The offense took place in July 2003.

About 2 weeks ago, I get a letter from Southern Financial Systems, Inc trying to collect a debt of $211.88. I note on the letter that the client for said collection agency is one "Pearl River County Justice".

I'm scratching my head. This is completely new and my first inclination is to believe there's been some sort of mistake. So I called them up.

Come to find out, this agency is trying to collect what I allegedly owe on the aforementioned ticket. Now I have a few questions about the legitimacy of this. The first of which is:

Why in the blue hell did it take 7 years for this to even show up? The ticket was from 2003. Hurricane Katrina hit in 2005. You can't possibly use that excuse.

The second is:

Why is a court house using a collection agency? Don't courthouses just do things like...I don't know...issue warrants for your arrest? Kill your license?

The third is:

If this ticket is that old and their records indicate that I haven't paid it, why wasn't I issued a summons to appear in court for the ticket? The address on my license hasn't changed since I got it. I had my address on my license as said address because I was generally moving to a new place every couple of years. Now I actually live at said address, so it wasn't like the address wasn't valid.

The fourth is:

Does the bank that bought the bank that bought the bank still have the records for said bank? Confused yet? Bowling Green Bank was purchased by Area Bank and that was purchased (or absorbed) by Branch Bank and Trust. I wrote the check out of the store bank account. The corporation that had the controlling interest of my business is defunct and I was removed as one of the officers of said corporation during a bit of a brutal buy-out process.

Anyway, I could clear this up instantly if I had that cleared check, but unfortunately, it's not. Well, I shouldn't say it's not the case. I should say they want to charge me $150 just to research the records and that doesn't guarantee they'll actually find anything.

So now this ticket has come back to haunt me and I apparently am going to get fucked out of this money one way or the other. If I can't find the cleared check, I'm of the mindset that if I'm going to lose that money no matter what, I'd rather give it to someone who can stick it to these guys.

Here's the other amusing aspect of this:

I was issued the ticket on July 5th 2003.

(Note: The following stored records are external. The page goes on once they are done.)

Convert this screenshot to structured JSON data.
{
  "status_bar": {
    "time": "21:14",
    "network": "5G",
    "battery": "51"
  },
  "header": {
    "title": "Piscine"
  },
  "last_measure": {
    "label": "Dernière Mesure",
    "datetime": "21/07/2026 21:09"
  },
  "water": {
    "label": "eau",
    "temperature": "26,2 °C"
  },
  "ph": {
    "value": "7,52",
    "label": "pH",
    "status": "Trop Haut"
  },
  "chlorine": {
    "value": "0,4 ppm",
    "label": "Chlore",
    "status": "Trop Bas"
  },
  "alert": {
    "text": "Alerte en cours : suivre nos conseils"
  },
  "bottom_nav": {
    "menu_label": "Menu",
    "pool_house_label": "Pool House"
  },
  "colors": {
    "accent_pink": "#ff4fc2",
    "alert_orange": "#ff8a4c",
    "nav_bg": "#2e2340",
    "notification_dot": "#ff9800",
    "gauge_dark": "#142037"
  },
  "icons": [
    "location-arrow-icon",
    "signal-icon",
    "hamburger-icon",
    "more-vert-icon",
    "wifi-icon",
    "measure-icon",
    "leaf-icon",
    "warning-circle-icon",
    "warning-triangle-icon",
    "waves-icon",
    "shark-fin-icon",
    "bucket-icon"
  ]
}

The ticket was filed on August 4th 2003.

I was apparently sued/summoned to appear regarding this ticket on August 19th, 2004.

Obviously, not having received any notification about this, I failed to appear. (Doesn't it seem far more likely I would have addressed this issue if I had known back then, when...records were a hell of a lot more current for me?)

This failure to appear got me strapped with some sort of "Contempt of Court" fee.

August 20th, 2004 to Feb 10th, 2010: Nothing happened? Six years and nothing.

Feb 11th, 2010: I receive a letter stating I haven't paid it from a collection agency. Not the courthouse mind you, a collection agency.

This smells of a pasture full of bullshit that only Mississippi can produce.

2 comments:

  1. First, I have never ever heard of a governemnt entity using a collection agency. That reeks of bullshit.

    Second, fuck em, don't pay.

    ReplyDelete
  2. Dept. of Education does. :)

    It still smells like bullshit. The standard for tickets wasn't followed if what I've been reading and discussing are actually fact. Sequence should have gone:

    1. I failed to pay ticket.
    2. Court notifies my state DMV of said failure.
    3. KY DMV suspends my license until I fix it.
    4. This all happens within a year.

    What happened doesn't come anywhere close to that.